Nació en Mocorito, Sinaloa en 1896. Hija de don Conrado Obeso Mejía y de doña Josefa de Obeso, quienes procrearon además a sus hermanos Juana María, Rafael y Manuel. Junto con Agustina Achoy fue de las primeras profesoras normalistas que egresaron en 1917 de la Escuela Normal del Colegio Civil Rosales. Titulada a los 18 años, pese a enfrentar una época de poco apoyo moral y social a la mujer, Emilia Obeso escaló continuamente posiciones que le valieron la estimación y respeto de la sociedad y del sector magisterial. Desde el día 16 de octubre de 1916 ingresó en el magisterio estatal en la escuela que dirigía la profesora Jesusita Neda pensando después en su largo magisterio a dirigir las escuelas “Josefa Ortiz de Domínguez”, “Benito Juárez” y la Dirección de la Escuela Normal de Sinaloa, atendiendo al mismo tiempo cátedra en el Colegio Civil Rosales y más tarde en la Universidad de Sinaloa.
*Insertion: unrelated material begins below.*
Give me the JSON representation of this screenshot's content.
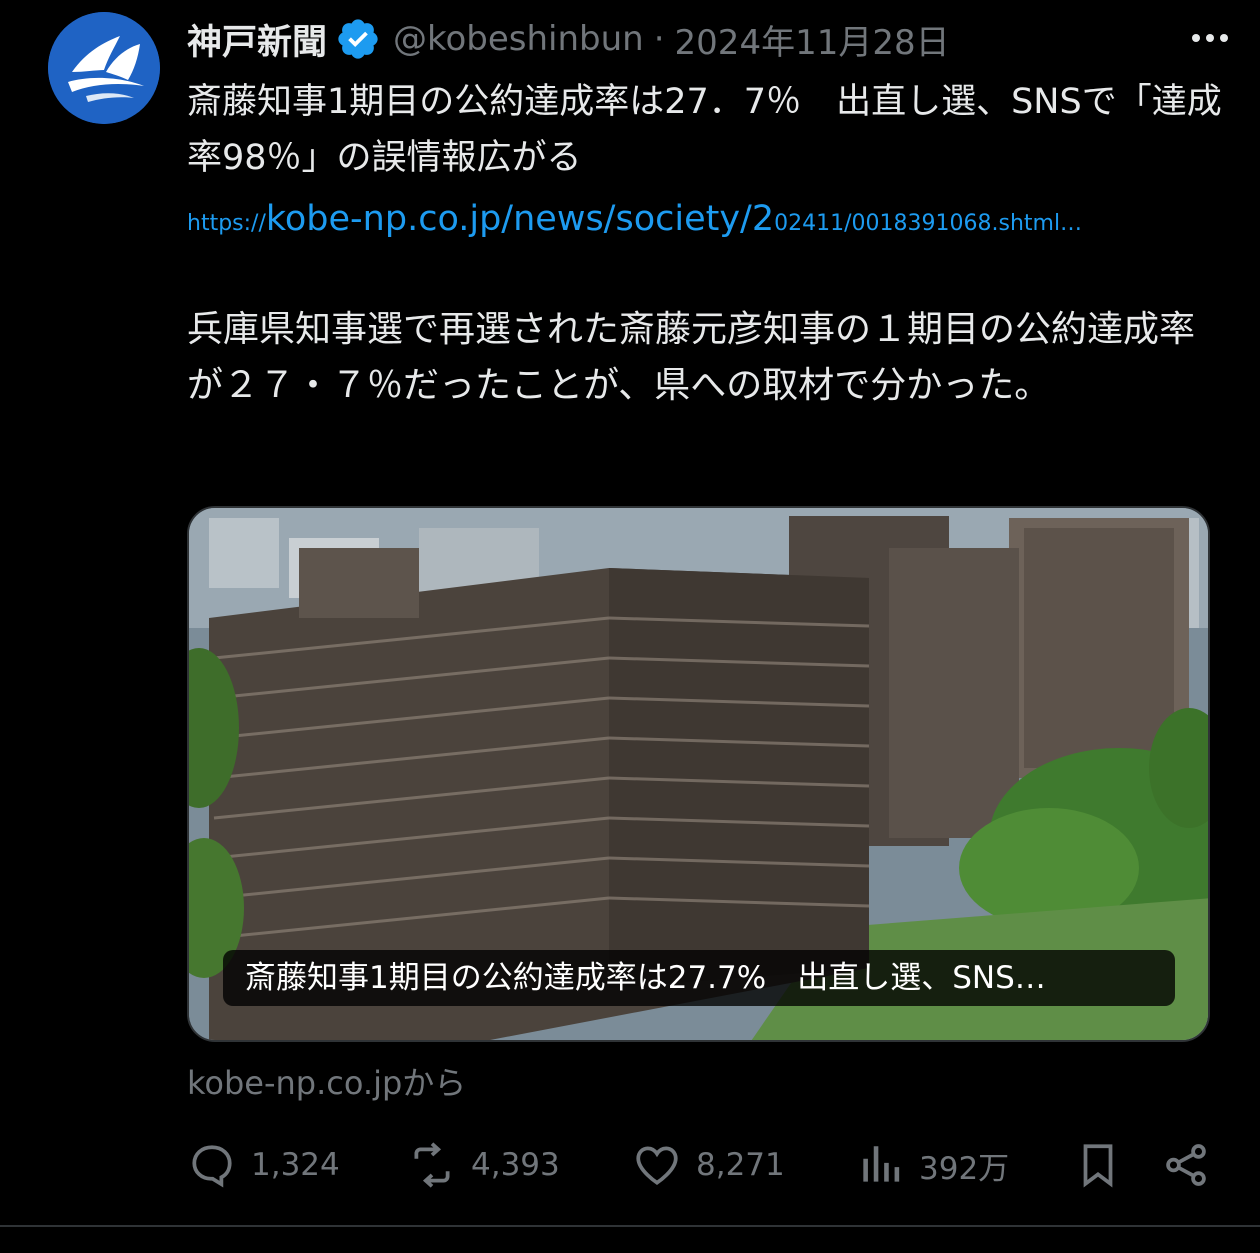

Fue por algunos años, directora del Centro Escolar “Álvaro Obregón”. Por su meritoria labor docente, por un acuerdo número 198 del Honorable Consejo Universitario del 26 de octubre de 1955 se le otorgó el grado de Doctora Ex – Oficio de la Universidad de Sinaloa; en 1960 la Federación de Estudiantes le hizo patente su reconocimiento en un diploma por su labor docente de treinta años, banda de honor impuesta por el Ejército por sus servicios prestados a la educación, en 1959 y la medalla “Manuel Altamirano” en 1967, reconocimiento de la Secretaría de Educación Pública por sus 50 años de servicio distinguidos ininterrumpidos. Emilia Obeso López, maestra emérita, prototipo del maestro ejemplar, símbolo de abnegación y entrega, paradigma de firmeza y responsabilidad. Son muchas las satisfacciones que en su quehacer de maestra por más de 50 años dedicados a la docencia logró vivir la Profa. Emilia Obeso, destacando su presencia en la Escuela Álvaro Obregón, haber sido maestra fundadora de la Escuela Normal de Sinaloa, ser Maestra Ex – oficio de la Universidad, haber sido dirigente sindical por varios años, lograr el Convenio de Nivelación, lo mismo tener la satisfacción de contribuir a la forja de muchas generaciones, de estudiantes que hoy son verdaderos profesionales que sirven con esmero a Sinaloa, que es rumbo y destino de México.